Namun, tawaran dan komunikasi tentang visi politik sangat penting bagi Cak Imin sebagai modal untuk maju dalam bursa cawapres. Lebih dari sekedar komunikasi politik ke berbagai pihak. Nampaknya, ia menjadi salah satu pimpinan politik yang ingin tampil cair dan keluar dari cangkang politik NU yang cenderung lebih kuat dalam upaya merawat komunikasi ke basis pemilihnya.

Dekat dengan siapa saja? Cak Imin sebagai Ketua Umum PKB dan Wakil Ketua MPR memang punya keuntungan dalam posisi tawar. Partainya bisa dikatakan sebgai jangkar bagi aspirasi politik NU. Namun, lobi dan pengaruh kaukus Nahdliyyin di PPP dan beberapa partai lain cukup kuat. Duet PKB dan PPP dalam berbagai kesempatan sudah terjadi. Romahurmuzy, Ketua PPP, juga kader NU. Cak Imin dan Romi, begitu panggilan akrabnya, sama-sama dekat dengan Jokowi. 

Kekuatan Logistik Dan Modal Sosial menjadi kunci dalam kontestasi politik. Ongkos politik di pemilu 2019 bisa jadi akan menjadi yang termahal dalam sejarah pemilu Indonesia. Maka, pertimbangan kekuatan logistik atau gizi bagi kerja politik untuk meloloskan Cak Imin sebagai Cawapres saja sudah akan menguras isi kantong.  

Sekian lama menjadi politisi tentu sudah memberi peluang bagi Cak Imin untuk mengumpulkan pundi-pundi logistik. Kelihaian dalam mengelola sumber pendanaan partai ini tentu perlu dicermati lebih jeli. Yang penting, semuanya berasal dari sumber yang halal. Begitu maju dalam gelanggang, pasti serangan akan muncul. Kedekatan Cak Imin dengan Rusdi Kirana juga pantas dilirik.

Serangan paling mematikan bagi politisi adalah soal korupsi. Dan saat sistem politik masih memberi peluang bahkan mendorong politisi dan parpol untuk mengais biaya politik dari APBN, APBD, anggaran BUMN , dan sejenisnya, maka Cak Imin harus siap menjelaskannya sejak awal.

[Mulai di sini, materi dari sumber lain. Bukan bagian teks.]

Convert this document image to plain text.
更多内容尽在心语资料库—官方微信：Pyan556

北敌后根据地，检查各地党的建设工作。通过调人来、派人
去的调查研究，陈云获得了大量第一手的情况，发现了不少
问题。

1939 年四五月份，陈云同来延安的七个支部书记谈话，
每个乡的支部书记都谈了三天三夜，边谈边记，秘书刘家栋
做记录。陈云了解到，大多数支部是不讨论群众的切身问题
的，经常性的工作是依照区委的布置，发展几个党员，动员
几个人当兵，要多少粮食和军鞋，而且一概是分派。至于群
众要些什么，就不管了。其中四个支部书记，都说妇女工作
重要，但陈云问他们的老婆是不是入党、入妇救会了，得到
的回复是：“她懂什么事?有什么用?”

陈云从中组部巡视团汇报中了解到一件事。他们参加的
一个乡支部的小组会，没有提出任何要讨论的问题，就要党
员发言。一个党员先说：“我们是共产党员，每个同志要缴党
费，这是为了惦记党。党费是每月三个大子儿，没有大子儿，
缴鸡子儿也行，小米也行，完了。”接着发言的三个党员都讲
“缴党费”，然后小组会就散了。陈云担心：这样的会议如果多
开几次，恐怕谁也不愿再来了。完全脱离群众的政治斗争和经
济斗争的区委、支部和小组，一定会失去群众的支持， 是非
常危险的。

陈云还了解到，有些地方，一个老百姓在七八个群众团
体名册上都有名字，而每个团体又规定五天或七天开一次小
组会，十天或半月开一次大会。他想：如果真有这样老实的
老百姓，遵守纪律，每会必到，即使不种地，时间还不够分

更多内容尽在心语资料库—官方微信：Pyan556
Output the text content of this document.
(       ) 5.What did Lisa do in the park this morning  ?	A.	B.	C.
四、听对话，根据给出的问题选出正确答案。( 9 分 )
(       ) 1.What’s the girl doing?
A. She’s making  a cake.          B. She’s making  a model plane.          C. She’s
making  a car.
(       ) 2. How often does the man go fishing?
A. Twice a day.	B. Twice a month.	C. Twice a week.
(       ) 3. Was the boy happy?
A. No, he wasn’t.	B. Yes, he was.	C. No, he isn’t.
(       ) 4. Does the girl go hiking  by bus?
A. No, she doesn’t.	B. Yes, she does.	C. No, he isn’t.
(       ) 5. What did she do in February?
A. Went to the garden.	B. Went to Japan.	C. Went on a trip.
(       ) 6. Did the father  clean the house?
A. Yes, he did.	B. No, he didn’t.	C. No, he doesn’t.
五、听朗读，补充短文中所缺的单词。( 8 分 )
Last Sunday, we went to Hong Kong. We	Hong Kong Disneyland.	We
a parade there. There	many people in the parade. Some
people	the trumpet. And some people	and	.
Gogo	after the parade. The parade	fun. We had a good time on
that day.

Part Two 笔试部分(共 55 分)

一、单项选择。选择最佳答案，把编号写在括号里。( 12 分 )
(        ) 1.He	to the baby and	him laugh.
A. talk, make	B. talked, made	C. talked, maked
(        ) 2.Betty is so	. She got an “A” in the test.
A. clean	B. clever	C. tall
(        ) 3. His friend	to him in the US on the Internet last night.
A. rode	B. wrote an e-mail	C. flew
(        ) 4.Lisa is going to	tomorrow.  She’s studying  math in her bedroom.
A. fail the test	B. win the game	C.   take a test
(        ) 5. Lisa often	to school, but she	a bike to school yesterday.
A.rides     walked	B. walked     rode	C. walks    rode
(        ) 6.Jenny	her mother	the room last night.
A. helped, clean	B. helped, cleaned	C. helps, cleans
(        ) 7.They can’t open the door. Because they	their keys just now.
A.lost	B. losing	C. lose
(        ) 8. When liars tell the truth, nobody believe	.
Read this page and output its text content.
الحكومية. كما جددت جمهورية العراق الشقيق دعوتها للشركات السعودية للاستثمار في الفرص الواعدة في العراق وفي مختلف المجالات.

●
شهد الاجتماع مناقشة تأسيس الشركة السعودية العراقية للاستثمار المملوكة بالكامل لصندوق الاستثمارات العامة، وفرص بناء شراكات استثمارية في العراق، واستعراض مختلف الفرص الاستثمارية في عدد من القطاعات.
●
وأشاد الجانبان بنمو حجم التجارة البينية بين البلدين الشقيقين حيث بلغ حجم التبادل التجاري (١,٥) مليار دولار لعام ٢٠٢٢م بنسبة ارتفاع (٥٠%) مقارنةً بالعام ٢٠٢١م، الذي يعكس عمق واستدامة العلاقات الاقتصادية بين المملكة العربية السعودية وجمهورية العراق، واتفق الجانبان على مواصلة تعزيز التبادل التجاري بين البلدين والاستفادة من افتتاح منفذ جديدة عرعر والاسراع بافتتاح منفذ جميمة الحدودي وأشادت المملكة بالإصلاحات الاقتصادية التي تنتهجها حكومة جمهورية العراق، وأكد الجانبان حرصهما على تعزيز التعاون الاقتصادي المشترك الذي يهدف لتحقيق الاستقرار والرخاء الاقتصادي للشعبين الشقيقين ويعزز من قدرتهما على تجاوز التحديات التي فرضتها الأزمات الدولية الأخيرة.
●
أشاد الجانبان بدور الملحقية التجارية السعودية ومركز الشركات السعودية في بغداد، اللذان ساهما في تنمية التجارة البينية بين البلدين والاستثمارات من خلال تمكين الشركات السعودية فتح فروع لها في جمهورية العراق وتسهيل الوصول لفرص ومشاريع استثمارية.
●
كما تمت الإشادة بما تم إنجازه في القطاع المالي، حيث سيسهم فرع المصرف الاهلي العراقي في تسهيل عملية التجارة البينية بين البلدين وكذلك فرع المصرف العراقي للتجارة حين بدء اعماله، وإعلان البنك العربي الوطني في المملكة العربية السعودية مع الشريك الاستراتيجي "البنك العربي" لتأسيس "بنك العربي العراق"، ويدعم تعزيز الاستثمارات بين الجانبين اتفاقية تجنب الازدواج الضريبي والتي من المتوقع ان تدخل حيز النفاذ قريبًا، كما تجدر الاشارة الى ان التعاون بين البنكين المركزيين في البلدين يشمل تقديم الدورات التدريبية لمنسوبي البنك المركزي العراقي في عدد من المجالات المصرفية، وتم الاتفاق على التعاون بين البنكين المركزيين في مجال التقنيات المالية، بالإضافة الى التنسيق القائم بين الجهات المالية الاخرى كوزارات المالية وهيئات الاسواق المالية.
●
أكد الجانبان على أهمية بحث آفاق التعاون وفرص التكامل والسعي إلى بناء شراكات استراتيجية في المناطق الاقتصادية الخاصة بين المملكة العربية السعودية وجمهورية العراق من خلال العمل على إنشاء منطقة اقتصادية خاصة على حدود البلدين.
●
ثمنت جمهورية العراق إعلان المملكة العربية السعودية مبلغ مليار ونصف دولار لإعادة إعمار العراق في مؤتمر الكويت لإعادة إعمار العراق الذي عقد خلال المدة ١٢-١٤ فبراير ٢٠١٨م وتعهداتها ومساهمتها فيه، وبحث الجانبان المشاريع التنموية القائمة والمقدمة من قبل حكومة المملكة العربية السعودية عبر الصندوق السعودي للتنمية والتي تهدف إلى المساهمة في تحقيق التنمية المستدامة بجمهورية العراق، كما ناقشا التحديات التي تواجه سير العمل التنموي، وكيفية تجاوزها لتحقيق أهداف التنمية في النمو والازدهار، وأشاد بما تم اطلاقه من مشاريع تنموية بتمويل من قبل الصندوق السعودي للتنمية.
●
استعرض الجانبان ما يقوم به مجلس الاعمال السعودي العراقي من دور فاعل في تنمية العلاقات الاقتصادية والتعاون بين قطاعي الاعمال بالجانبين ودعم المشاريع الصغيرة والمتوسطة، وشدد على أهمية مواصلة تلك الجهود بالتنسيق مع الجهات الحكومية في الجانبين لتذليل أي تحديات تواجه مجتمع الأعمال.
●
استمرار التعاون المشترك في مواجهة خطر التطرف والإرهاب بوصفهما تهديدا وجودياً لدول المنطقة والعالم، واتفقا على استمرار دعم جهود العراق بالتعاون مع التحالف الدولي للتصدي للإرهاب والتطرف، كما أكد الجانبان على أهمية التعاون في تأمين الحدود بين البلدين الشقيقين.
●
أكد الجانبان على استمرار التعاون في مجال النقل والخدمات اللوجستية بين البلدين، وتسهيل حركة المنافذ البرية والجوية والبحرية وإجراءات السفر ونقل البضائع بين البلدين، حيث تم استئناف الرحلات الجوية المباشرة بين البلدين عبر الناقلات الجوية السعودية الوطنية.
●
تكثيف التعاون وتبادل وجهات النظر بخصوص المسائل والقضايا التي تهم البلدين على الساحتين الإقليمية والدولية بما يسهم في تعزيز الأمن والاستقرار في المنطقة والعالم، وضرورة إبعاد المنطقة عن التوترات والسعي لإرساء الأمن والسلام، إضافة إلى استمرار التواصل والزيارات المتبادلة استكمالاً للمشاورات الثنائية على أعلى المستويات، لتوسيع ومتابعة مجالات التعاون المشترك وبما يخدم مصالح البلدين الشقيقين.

Bila mampu melewati tahap pencawapresan saja maka prospek Cak Imin di Pemilu 2024 akan terbuka. Setidaknya 2019 ini juga bisa menjadi ajang ‘test the water’. Dengan kerja politik, survei, dan dinamika yang tergelar dalam ajang kontestasi pemilu 2019 kelak, Cak Imin bisa menghitung kekuatan untuk menghadapi Pemilu 2024.